Tuesday, November 22, 2011

The Definition of Risk

Many people define risk in terms of price volatility and/or price movement. They believe a stock is risky if its price swings are wide or declining, and believe a stock is less risky if its price swings are narrow or rising.

My opinion differs greatly from the above. From my perspective, risk doesn't equate to volatility or price movement, it equates to what Ben Graham called a "permanent loss of capital". And by "permanent", I don't mean the day-to-day fluctuations in the mark-to-market value, I mean "permanent", as in "realized loss".

I use three categories of risk when analyzing a company for potential investment:

  • Fundamental Risk
  • Valuation Risk
  • Cash Flow Risk

Fundamental Risk is the risk associated with the company financials, such as revenues, expenses, debt, cash flow, etc. and requires thorough analysis of the financial statements. You wouldn't buy a used car these days without checking the CarFax, and neither should you buy a stock without checking the financial statements.
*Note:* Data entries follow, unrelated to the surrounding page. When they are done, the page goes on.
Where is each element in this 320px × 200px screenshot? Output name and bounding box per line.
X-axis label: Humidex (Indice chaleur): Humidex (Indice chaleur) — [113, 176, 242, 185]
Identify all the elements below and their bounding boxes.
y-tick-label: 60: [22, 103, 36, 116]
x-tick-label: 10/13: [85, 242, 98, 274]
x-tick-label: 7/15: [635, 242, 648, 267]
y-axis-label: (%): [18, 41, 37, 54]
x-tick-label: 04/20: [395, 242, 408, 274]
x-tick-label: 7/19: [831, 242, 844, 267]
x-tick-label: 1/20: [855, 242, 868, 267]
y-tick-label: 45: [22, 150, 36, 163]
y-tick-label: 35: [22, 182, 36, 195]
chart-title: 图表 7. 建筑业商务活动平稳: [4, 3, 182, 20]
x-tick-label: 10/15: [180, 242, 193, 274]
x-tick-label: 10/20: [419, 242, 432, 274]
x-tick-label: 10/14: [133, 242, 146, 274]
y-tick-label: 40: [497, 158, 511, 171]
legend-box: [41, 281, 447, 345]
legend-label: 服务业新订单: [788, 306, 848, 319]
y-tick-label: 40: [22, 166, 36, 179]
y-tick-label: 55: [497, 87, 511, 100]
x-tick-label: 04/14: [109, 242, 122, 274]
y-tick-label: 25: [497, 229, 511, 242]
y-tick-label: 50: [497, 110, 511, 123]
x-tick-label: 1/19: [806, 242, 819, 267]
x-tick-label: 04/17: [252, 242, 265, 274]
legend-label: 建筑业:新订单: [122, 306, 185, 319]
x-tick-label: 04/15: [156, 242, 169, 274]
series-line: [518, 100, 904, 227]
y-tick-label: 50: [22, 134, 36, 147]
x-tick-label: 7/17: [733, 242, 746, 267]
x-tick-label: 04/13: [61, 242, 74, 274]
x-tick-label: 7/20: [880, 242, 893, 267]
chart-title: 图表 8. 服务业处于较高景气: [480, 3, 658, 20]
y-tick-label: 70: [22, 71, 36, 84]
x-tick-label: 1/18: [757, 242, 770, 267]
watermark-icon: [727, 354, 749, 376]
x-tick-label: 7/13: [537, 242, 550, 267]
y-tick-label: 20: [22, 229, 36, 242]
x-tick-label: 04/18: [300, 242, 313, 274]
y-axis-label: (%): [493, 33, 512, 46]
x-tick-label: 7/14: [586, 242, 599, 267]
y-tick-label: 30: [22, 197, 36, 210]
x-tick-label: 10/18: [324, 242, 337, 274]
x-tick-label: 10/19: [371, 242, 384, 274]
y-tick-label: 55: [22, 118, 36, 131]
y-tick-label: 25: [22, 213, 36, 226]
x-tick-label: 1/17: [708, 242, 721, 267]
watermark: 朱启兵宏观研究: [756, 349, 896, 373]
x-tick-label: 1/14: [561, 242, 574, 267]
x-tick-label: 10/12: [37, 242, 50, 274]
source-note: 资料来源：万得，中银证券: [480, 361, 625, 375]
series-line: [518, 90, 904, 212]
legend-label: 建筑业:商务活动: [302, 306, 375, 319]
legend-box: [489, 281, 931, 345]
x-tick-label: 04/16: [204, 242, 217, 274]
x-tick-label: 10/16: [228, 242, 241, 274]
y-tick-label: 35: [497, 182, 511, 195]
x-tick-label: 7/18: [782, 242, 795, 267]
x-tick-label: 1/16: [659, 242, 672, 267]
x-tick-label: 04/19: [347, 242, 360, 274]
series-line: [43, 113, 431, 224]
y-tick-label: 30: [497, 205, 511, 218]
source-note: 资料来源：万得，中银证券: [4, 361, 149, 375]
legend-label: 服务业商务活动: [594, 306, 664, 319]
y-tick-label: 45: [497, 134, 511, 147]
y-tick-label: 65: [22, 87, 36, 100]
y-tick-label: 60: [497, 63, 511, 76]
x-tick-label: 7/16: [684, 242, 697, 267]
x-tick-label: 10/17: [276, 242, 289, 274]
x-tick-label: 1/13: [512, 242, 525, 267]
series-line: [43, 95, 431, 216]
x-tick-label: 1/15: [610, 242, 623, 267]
To minimize fundamental risk, I look for wide or narrow moat companies that are financially stable, have sustainable revenues and a history of generating positive free cash flow.

Valuation Risk is the risk associated with the fair value of the company vs its current market price. If a stock is overpriced in relation to its fair value, there's a greater risk of loss. On the other hand, if a stock is undervalued in relation to its fair value, there's a greater potential for gain, and the more undervalued the better. As Buffett said "If you buy a dollar for 60 cents, it's riskier than if you buy a dollar for 40 cents, but the expectation for reward is higher in the later case". In other words, risk/reward are not always correlated. Sometimes, less risk means greater reward. To minimize valuation risk, I look for companies that are trading at a discount to fair value, and always with a Margin of Safety between 20-40% lower than fair value, just in case the fair value estimate is wrong or changes due to fundamentals.
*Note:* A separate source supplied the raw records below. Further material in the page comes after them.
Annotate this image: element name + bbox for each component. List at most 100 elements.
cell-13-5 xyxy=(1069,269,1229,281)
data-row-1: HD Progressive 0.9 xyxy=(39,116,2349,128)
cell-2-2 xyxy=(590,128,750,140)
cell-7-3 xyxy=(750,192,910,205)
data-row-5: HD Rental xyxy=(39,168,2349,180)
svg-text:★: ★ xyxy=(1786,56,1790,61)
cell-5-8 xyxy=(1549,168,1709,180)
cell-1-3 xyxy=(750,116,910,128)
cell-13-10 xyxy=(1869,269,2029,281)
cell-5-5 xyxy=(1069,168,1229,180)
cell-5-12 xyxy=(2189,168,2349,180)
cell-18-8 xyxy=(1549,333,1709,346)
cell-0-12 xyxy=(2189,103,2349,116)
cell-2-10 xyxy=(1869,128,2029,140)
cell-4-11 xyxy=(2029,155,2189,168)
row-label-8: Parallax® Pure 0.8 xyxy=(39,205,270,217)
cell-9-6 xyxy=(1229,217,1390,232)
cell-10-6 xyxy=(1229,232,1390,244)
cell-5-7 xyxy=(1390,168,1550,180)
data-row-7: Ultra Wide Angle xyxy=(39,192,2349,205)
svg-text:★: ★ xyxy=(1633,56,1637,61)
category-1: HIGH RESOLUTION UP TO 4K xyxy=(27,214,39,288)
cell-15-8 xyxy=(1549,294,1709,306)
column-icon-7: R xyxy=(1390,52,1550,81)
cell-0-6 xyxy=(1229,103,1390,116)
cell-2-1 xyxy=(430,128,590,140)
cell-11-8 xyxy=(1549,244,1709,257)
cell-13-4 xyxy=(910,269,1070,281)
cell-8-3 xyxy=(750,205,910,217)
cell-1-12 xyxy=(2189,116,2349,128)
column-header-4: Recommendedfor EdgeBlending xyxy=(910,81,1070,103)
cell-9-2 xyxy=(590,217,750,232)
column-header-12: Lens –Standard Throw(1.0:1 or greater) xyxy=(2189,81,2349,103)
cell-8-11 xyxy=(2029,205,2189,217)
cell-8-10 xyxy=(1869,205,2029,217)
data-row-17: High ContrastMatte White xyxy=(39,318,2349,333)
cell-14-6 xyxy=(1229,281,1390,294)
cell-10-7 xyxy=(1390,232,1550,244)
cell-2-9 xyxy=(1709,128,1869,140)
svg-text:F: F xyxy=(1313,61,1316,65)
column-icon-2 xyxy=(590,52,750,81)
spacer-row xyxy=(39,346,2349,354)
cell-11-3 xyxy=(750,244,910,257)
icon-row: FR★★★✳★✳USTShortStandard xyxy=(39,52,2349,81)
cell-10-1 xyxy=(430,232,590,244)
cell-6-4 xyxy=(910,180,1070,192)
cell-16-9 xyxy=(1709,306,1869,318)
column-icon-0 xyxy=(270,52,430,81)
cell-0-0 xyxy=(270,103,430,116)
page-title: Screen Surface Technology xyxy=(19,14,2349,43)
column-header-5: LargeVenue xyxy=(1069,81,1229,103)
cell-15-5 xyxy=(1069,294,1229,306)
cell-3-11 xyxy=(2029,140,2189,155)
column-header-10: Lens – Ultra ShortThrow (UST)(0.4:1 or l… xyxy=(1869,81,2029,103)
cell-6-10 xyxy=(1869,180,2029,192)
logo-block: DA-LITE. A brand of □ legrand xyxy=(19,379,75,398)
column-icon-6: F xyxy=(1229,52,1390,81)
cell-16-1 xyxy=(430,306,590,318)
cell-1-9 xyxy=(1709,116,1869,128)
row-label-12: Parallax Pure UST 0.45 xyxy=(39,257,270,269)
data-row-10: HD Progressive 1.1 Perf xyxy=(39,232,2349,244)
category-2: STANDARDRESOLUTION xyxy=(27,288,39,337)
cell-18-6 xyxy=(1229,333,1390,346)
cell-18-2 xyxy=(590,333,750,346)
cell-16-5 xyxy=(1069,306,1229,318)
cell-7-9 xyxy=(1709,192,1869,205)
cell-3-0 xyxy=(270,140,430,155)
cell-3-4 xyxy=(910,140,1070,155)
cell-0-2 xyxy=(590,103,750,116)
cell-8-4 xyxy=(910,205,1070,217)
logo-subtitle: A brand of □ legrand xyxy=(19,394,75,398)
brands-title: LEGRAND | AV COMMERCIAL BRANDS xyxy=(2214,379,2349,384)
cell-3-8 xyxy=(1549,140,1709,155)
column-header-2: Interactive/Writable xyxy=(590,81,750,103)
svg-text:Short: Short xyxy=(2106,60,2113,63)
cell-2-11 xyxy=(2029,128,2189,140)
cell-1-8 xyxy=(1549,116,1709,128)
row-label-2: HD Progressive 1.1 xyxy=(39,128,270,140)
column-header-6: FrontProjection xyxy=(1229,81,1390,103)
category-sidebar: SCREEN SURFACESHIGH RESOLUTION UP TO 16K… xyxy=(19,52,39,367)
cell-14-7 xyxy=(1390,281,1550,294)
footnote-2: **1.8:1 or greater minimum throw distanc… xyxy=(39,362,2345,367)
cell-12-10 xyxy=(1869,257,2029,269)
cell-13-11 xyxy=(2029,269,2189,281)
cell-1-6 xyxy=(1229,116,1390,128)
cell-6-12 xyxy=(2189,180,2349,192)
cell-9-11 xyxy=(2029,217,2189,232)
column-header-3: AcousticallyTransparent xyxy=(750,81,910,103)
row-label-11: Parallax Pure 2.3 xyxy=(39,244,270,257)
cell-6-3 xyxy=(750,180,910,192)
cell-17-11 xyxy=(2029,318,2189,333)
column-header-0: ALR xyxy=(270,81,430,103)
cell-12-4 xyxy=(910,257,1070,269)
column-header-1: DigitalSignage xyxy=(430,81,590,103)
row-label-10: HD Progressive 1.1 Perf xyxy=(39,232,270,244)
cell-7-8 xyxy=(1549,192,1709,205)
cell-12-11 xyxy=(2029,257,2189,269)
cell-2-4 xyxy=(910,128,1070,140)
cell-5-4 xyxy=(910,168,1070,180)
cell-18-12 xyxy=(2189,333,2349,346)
Cash Flow Risk is the risk associated with investor cash flow, meaning cash flow generated as a result of an investment in a given company. This usually means dividends received, but for a CC/CSP portfolio, it also means premiums from the sale of call and put options. To minimize cash flow risk, I look for companies with a history of consecutive dividend increases. For a CC/CSP portfolio, I look for stocks with good option liquidity and premiums that meet my cash flow requirements.

If a company passes all three risk assessments, then I consider it low risk. I'll allocate up to a maximum 10% of working capital per company, but will leg in with smaller positions of at least 1%. I normally establish an initial position by selling a CSP 20-40% below fair value. In order to get assigned, the stock has to decline in price. So, where those who define risk as volatility or declining price will avoid this stock, I'm happy to take assignment and then sell a call at or above the purchase price. If the company still passes all three risk assessments, I'll even sell another CSP at a lower strike and greater discount to fair value. This second CSP is even less risky than the first (i.e. a dollar for 40 cents vs 60 cents). I'll repeat this up to 10% of working capital per company. Currently, my average position size is around 3%, with the max between 5-6%.

So, that's my definition of risk. What's yours?